So the dough has just 3 ingredients: 1 cup of flour, 2 cups oatmeal and 1 cup of water. You mix everything together and boom – you have a messy, sticky clump of fun. I let Button Boy identify, measure, dump and mix the ingredients all by himself. We talked about what he could do with the dough and played together for about 15 minutes. We ended building a snowman together, since there is no sign of snow around here. The snowman dried to almost a rock hard solid after a couple of days, but we had a hard time getting candy and ribbon to stick to it even with Elmer's Glue. Later I turned on some Jazz music and went to the next room to let him explore the dough by himself. He was in their for 45 minutes. He ended taking out his Play Dough tools, a rolling pin and some of my cookie cutters. He also asked me if he could lick the dough, which he said tasted okay. He also sprinkled the dough with some sugar sprinkles. He said the next time we make the dough we need to color it. I'm thinking all you would have to do is add a couple of drops of food coloring to the water.

We really enjoyed this dough because - #1 Button Boy could accomplish all of the steps on his own, #2 there is no cooking on the stove top and #3 all the ingredients are pantry staples. This is my idea of a nice easy project on a cold January day.

Sunday, January 2, 2011

Pizza with Martha Stewart

Here we go with our first project. Button Boy loves pizza so we got him the Kid's Pizza Kit by Martha Stewart at Macy's. It's really hard finding a cooking toy targeted towards little girls and boys. Everything comes in pink and has a photo of a little girl happily baking with her mom. This kit features a nice set of mini cooking tools in primary colors. I especially loved the French rolling pin, though we had an easier time pressing the dough down with our fingers than actually rolling it. The small print at the bottom of the box clearly states this toy is for ages 8 and up, but I figured we could handle this project together.

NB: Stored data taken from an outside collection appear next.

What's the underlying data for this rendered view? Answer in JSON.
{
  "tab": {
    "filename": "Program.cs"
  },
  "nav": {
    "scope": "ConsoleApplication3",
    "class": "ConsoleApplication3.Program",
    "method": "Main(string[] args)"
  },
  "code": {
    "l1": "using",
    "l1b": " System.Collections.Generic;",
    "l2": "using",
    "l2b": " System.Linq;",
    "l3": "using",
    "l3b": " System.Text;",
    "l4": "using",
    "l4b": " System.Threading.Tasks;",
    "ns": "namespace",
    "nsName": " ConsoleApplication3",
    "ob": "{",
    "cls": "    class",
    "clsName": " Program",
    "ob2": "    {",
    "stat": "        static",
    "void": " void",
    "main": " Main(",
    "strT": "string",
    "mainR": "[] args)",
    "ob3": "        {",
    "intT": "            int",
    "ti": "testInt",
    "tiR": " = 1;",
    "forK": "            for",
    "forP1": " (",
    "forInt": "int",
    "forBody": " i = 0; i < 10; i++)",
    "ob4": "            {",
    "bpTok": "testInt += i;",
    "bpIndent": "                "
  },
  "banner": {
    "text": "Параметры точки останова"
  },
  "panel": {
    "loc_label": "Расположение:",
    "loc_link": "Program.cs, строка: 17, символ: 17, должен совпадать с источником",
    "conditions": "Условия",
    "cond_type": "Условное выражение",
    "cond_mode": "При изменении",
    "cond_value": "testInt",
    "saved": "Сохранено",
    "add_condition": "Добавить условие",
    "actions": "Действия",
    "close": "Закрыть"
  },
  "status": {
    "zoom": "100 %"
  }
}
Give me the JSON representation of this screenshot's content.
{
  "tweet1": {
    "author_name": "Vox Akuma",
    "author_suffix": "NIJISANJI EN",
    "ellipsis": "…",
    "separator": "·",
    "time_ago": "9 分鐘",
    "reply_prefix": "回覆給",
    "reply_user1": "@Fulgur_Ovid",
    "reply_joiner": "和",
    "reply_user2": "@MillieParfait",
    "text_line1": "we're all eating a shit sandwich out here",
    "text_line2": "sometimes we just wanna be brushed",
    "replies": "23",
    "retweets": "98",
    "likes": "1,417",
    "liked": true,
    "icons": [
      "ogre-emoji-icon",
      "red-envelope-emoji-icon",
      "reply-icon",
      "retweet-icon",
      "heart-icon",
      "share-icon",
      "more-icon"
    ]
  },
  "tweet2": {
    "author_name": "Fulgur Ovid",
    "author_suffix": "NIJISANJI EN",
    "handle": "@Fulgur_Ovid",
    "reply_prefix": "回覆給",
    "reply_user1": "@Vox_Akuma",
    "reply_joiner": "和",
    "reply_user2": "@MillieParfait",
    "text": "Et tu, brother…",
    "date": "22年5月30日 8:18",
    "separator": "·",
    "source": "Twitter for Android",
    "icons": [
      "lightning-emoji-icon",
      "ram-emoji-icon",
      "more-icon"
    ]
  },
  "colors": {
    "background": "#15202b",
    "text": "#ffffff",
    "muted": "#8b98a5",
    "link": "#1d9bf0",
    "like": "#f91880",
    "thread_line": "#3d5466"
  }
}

So we started making the the recipe for the basic pizza dough. My son is at the point where he can scoop and level the ingredients himself with a little assistance from Mommy. I thought the instructions were vague. It's a kit for kids and beginners, but they do not explain how to knead dough or have any pictures illustrating it. Luckily I have made pizza dough before. This dough was very sticky, but forgiving. We ended up using lots of olive oil and probably worked it a little more than we should have. Button Boy thoroughly enjoyed the kneading process. I told him this is the perfect time to be aggressive. He loved beating and punching it.

We put his dough on the pizza pan provided. It came out soft on the inside and crispy on the outside. I put a second pizza on a cookie sheet and it came out crisp and stuck to the pan a little. My husband and son overwhelmingly loved the softer crust. It reminded me a little of the thick crust pizza at Pizza Hut. We decorated the pizza with sauce, cheese, pepperoni and black olives from the mini blue, yellow and red prep bowls. Button Boy has always happily helped me with this task. More pepperoni ends up in his mouth than on the pizza. The plastic pizza cutter actually sliced right through the pizza, which shocked me. Sometimes my metal pizza cutter can't cut it.

Overall we loved the end result, but the instructions could be a lot more clear. The pizza was yummy and we and loved the high quality tools in kids' sizes.

Saturday, January 1, 2011

The Adventures of Button Boy

It's a new year and I need something new to occupy my time this cold January ahead of me in Pittsburgh. Follow my journey with my 4 year old son, Button Boy, as we explore the far reaches of all things messy. Our goal is to test activities and recipes from popular kids books, magazines, TV, websites and craft kits. We'll show you photos of what the end result really looks like when made by a 4 year old - instead of a stylist. Nick Jr. are you listening to this? It is so easy to pipe frosting onto a sugar cookie and make it look just like Dora the Explorer.

Well - off we go to create a mess. We can always clean it up later and throw Button Boy in the tub. That's great fun in it's self.